3:30 P.M. UPDATE: Tornadoes, damaging storms hit Midwest

(Continued)

CHICAGO —

About 90 minutes after the tornado destroyed homes in Washington, the storm darkened downtown Chicago. As the rain and high winds slammed into the area, officials at Soldier Field evacuated the stands and ordered the Bears and Baltimore Ravens off the field. Fans were allowed back to their seats shortly after 2 p.m.

Earlier, the Office of Emergency Management and Communications issued a warning to fans, urging them "to take extra precautions and ... appropriate measures to ensure their personal safety."

The storm followed warnings by the National Weather Service of what was coming and that the storm was simply moving too fast for people to wait until they saw it to get ready.

"Our primary message is this is a dangerous weathers system that has the potential to be extremely deadly and destructive," said Laura Furgione, deputy director of the National Weather Service National Oceanic and Atmospheric Administration. "Get ready now."

Weather service officials confirmed that a tornado touched down just before 11 a.m. near the central Illinois community of East Peoria, about 150 miles southwest of Chicago, but authorities did not immediately have damage or injury reports.
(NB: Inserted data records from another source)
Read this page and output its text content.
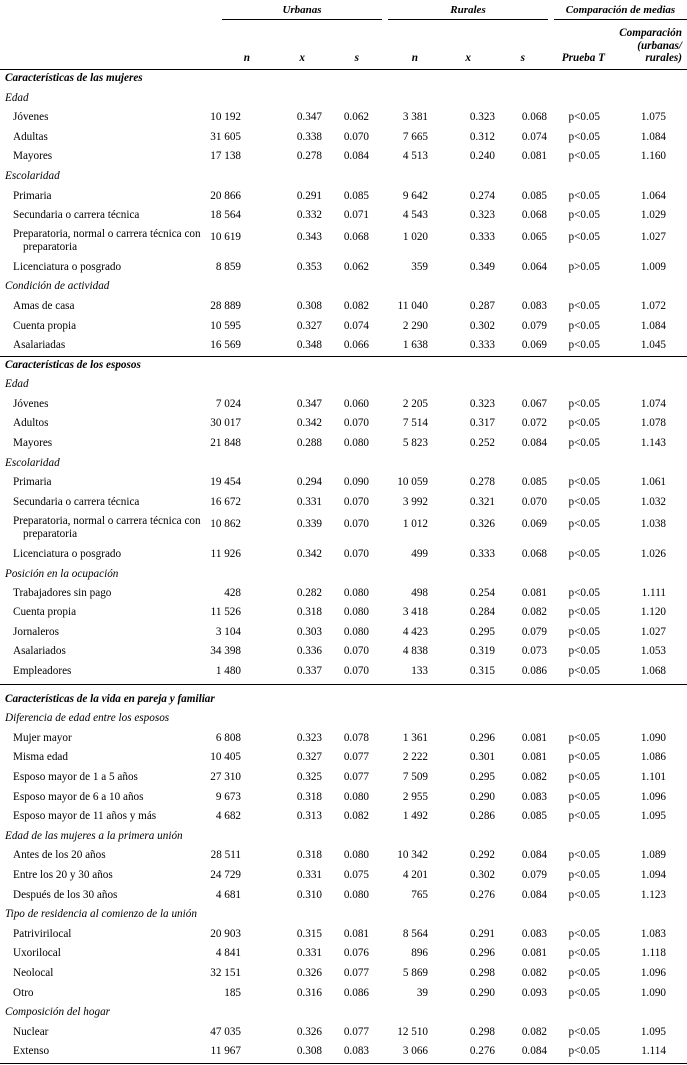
Urbanas	Rurales	Comparación de medias
n	x	s	n	x	s	Prueba T
Comparación
(urbanas/
rurales)
Características de las mujeres
Edad
Jóvenes	10 192	0.347 0.062	3 381	0.323 0.068 p<0.05	1.075
Adultas	31 605	0.338 0.070	7 665	0.312 0.074 p<0.05	1.084
Mayores	17 138	0.278 0.084	4 513	0.240 0.081 p<0.05	1.160
Escolaridad
Primaria	20 866	0.291 0.085	9 642	0.274 0.085 p<0.05	1.064
Secundaria o carrera técnica	18 564	0.332 0.071	4 543	0.323 0.068 p<0.05	1.029
Preparatoria, normal o carrera técnica con preparatoria
10 619	0.343 0.068	1 020	0.333 0.065 p<0.05	1.027
Licenciatura o posgrado	8 859	0.353 0.062	359	0.349 0.064 p>0.05	1.009
Condición de actividad
Amas de casa	28 889	0.308 0.082	11 040	0.287 0.083 p<0.05	1.072
Cuenta propia	10 595	0.327 0.074	2 290	0.302 0.079 p<0.05	1.084
Asalariadas	16 569	0.348 0.066	1 638	0.333 0.069 p<0.05	1.045
Características de los esposos
Edad
Jóvenes	7 024	0.347 0.060	2 205	0.323 0.067 p<0.05	1.074
Adultos	30 017	0.342 0.070	7 514	0.317 0.072 p<0.05	1.078
Mayores	21 848	0.288 0.080	5 823	0.252 0.084 p<0.05	1.143
Escolaridad
Primaria	19 454	0.294 0.090	10 059	0.278 0.085 p<0.05	1.061
Secundaria o carrera técnica	16 672	0.331 0.070	3 992	0.321 0.070 p<0.05	1.032
Preparatoria, normal o carrera técnica con preparatoria
10 862	0.339 0.070	1 012	0.326 0.069 p<0.05	1.038
Licenciatura o posgrado	11 926	0.342 0.070	499	0.333 0.068 p<0.05	1.026
Posición en la ocupación
Trabajadores sin pago	428	0.282 0.080	498	0.254 0.081 p<0.05	1.111
Cuenta propia	11 526	0.318 0.080	3 418	0.284 0.082 p<0.05	1.120
Jornaleros	3 104	0.303 0.080	4 423	0.295 0.079 p<0.05	1.027
Asalariados	34 398	0.336 0.070	4 838	0.319 0.073 p<0.05	1.053
Empleadores	1 480	0.337 0.070	133	0.315 0.086 p<0.05	1.068
Características de la vida en pareja y familiar
Diferencia de edad entre los esposos
Mujer mayor	6 808	0.323 0.078	1 361	0.296 0.081 p<0.05	1.090
Misma edad	10 405	0.327 0.077	2 222	0.301 0.081 p<0.05	1.086
Esposo mayor de 1 a 5 años	27 310	0.325 0.077	7 509	0.295 0.082 p<0.05	1.101
Esposo mayor de 6 a 10 años	9 673	0.318 0.080	2 955	0.290 0.083 p<0.05	1.096
Esposo mayor de 11 años y más	4 682	0.313 0.082	1 492	0.286 0.085 p<0.05	1.095
Edad de las mujeres a la primera unión
Antes de los 20 años	28 511	0.318 0.080	10 342	0.292 0.084 p<0.05	1.089
Entre los 20 y 30 años	24 729	0.331 0.075	4 201	0.302 0.079 p<0.05	1.094
Después de los 30 años	4 681	0.310 0.080	765	0.276 0.084 p<0.05	1.123
Tipo de residencia al comienzo de la unión
Patrivirilocal	20 903	0.315 0.081	8 564	0.291 0.083 p<0.05	1.083
Uxorilocal	4 841	0.331 0.076	896	0.296 0.081 p<0.05	1.118
Neolocal	32 151	0.326 0.077	5 869	0.298 0.082 p<0.05	1.096
Otro	185	0.316 0.086	39	0.290 0.093 p<0.05	1.090
Composición del hogar
Nuclear	47 035	0.326 0.077	12 510	0.298 0.082 p<0.05	1.095
Extenso	11 967	0.308 0.083	3 066	0.276 0.084 p<0.05	1.114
Within an hour, the weather service said that tornadoes had touched down in Washington, Metamora, Morton and other central Illinois communities, though officials could not say whether it was one tornado touching down or several.

"This is a very dangerous situation," said Russell Schneider, director of the weather service's Storm Prediction Center. "Approximately 53 million in 10 states are at significant risk for thunderstorms and tornadoes."

The potential severity of the storm this late in the season also carries the risk of surprise.

"People can fall into complacency because they don't see severe weather and tornadoes, but we do stress that they should keep a vigilant eye on the weather and have a means to hear a tornado warning because things can change very quickly," said Matt Friedlein, a weather service meteorologist.